Elaine also pointed out that we might not have as much space as we do now. I disagree, but we clearly have way different ideas in mind of where we want to live and what we want for a new home. Some of the houses I've saved on Zillow are closer to the city and the areas aren't as nice as some of the areas where Elaine wants to live. I would prefer to be closer to Chicago so that I might have some motivation to actually go back to the office (not sure if that's really going to encourage me, but I'm sure my boss' boss would like that). Plus I love Chicago and want to go back to doing some of the things I used to do when I lived there (mostly I want to start volunteering at the Neo-Futurists theatre again). I'm a city person for sure. I definitely want a yard for the dogs, but I'm willing to compromise on neighborhood for a bigger house and being closer to the city.
So while we're having this heated discussion, Elaine whips out their phone and calls their dad. "Tell Coley about Berwyn." I 100% did not consent to bringing Elaine's dad into the conversation. I got really upset and left the room. On what planet is that appropriate?! Like you don't just randomly put your dad on speakerphone while we're having an argument. You just don't. I was so embarrassed. I don't care if your dad knows more about the area where I had saved some houses. You ask me first if we can talk to your dad since he supposedly knows the area. You don't just whip out your phone and call him when I'm already agitated. Your dad does not need to see that side of me. I am incredibly mortified.

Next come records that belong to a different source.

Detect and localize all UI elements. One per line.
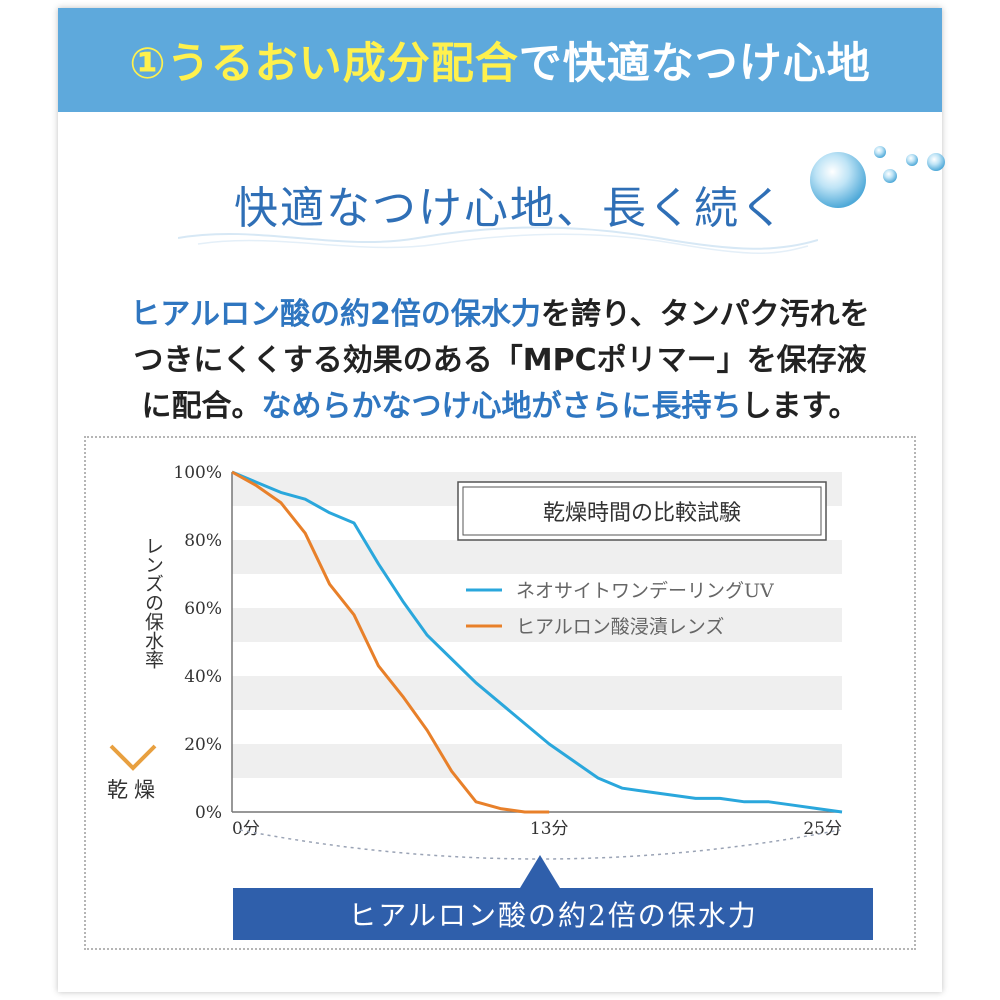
chart-frame: [84, 436, 916, 950]
description-line-2: つきにくくする効果のある「MPCポリマー」を保存液: [133, 343, 867, 378]
description-text-3a: に配合。: [141, 389, 262, 424]
subtitle: 快適なつけ心地、長く続く: [234, 183, 786, 234]
description: ヒアルロン酸の約2倍の保水力を誇り、タンパク汚れを つきにくくする効果のある「M…: [90, 292, 910, 430]
description-line-3: に配合。なめらかなつけ心地がさらに長持ちします。: [90, 384, 910, 430]
callout-banner: ヒアルロン酸の約2倍の保水力: [233, 888, 873, 940]
description-text-1: を誇り、タンパク汚れを: [540, 297, 870, 332]
water-drops-icon: [810, 146, 945, 208]
banner-rest: で快適なつけ心地: [518, 39, 871, 89]
description-highlight-2: なめらかなつけ心地がさらに長持ち: [261, 389, 742, 424]
banner-highlight: ①うるおい成分配合: [129, 39, 519, 89]
banner-title: ①うるおい成分配合で快適なつけ心地: [129, 29, 870, 91]
description-text-3b: します。: [741, 389, 859, 424]
wave-decoration: [178, 226, 818, 254]
header-banner: ①うるおい成分配合で快適なつけ心地: [58, 8, 942, 112]
description-line-1: ヒアルロン酸の約2倍の保水力を誇り、タンパク汚れを: [90, 292, 910, 338]
description-highlight-1: ヒアルロン酸の約2倍の保水力: [130, 297, 541, 332]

I'm sure some of this is an autism thing (and Elaine's dad is probably on the spectrum too, so he's probably not going to think that much about it), but that is just crossing a huge boundary. I'm sure Elaine thought it would be helpful (which is wasn't, considering their dad couldn't really say much since it's been awhile since he'd lived near there) and didn't think that it would be that embarrassing for me, but I just felt really violated. I mean, I'm obviously not that private of a person, but there are things about me that your parents don't need to experience. Part of the reason why Elaine is such a good partner for me is that I feel safe enough to express my feelings in a way that I don't want the rest of the world to see. Elaine (usually) knows how to handle me. But their dad does not need to see that. Honestly, the less people see me when I lose my temper, the better. I know the way I am when I'm angry is not always appropriate, but that is not something everyone needs to experience.
I'm hoping when Elaine gets home from band practice, they realize that my reaction to that was not blown out of proportion. I'm still seething, but hopefully they give me a better apology than they already did. I'm still not sure I can really talk to them anymore today.